In fact, the data shows that in your neck of the woods, it is not uncommon for short sales to comprise as much as 44 percent of the listings on the market — that’s quite a bit higher than the national average.

So, even if you are able to find your home in the next few months, there is a very real chance that it will be much later in the year before you actually close escrow on it and move in.

Additionally, the fact that you describe your car’s current condition as unsafe trumps the potential for paying a fraction of a percentage higher on your home loan because you deplete your down-payment funds by a tiny bit. And, actually, it doesn’t sound like you’ll be using that $1,200 toward your emergency or down-payment funds.

Rather, it sounds like the $1,200 will either need to go toward making auto repairs or putting something down on a used car in better condition than your current car is.

Ultimately, my first line of advice is to talk with your mortgage broker. If you are as fiscally conservative and responsible as your question implies, there is a real possibility that you are short-shrifting.

The rule of thumb about not buying a car before you buy a house might not be valid in the event that your credit, income and assets are so robust (vis-à-vis your planned homebuying spend) that you could put the $1,200 on a used car, trade in or sell your old one, and not impact your mortgage qualifying or interest rate at all!

Additionally, the $20,000 of additional interest you referenced in your question is (a) entirely tax deductible as mortgage interest, and (b) probably an overestimate, based on a 30-year loan life, which you’ve said your plans are to stay in the home closer to 10 years than 30.

The other flawed assumption is the idea that $1,200 is the sum total of what your current car will need for repairs between now and the time that you buy a home. What if, God forbid, you spent the $1,200 and did the repairs, only to have something else, potentially something more costly, break down on the vehicle? The fact that you just recently had to make $400 in unexpected repairs is proof that this is a very real possibility.

My sense is that, at the very least, it behooves you to make the investment in making your car safe to drive. And it’s even possible that it makes sense for both your auto and housing needs to actually buy a newer vehicle.

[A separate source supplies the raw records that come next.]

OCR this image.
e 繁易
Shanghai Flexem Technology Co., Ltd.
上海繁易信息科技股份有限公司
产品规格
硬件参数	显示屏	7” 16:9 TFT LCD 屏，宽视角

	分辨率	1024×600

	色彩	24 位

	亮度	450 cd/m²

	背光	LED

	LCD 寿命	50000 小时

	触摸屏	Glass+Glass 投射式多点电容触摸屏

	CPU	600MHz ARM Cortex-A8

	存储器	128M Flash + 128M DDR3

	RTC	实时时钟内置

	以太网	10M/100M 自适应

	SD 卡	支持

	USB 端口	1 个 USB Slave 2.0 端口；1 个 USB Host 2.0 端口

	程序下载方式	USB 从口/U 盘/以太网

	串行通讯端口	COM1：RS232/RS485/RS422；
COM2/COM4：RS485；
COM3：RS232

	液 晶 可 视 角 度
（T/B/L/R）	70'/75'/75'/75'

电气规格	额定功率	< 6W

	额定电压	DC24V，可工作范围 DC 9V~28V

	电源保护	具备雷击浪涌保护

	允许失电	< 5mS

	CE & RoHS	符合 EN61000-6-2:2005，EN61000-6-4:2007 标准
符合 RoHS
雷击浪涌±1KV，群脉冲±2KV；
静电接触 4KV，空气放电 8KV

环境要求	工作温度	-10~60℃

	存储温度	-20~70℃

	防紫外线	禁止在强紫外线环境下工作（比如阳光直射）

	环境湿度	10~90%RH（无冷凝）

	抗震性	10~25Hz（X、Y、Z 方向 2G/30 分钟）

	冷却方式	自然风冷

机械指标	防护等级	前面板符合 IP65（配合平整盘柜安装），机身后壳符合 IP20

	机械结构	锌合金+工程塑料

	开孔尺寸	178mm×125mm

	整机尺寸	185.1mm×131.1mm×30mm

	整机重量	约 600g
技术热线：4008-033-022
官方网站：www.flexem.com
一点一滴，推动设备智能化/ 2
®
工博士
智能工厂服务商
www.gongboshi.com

So sit down and talk over this issue with your mortgage broker, and get a definitive answer about whether buying a newer car will actually impact the terms of your mortgage, and by how much. Your mortgage broker could very well come back and say that you could bear an auto loan up to ‘X’ amount of dollars before impacting your mortgage situation. Only then will you be truly equipped to make the smartest decision about whether to repair your car or buy a newer one.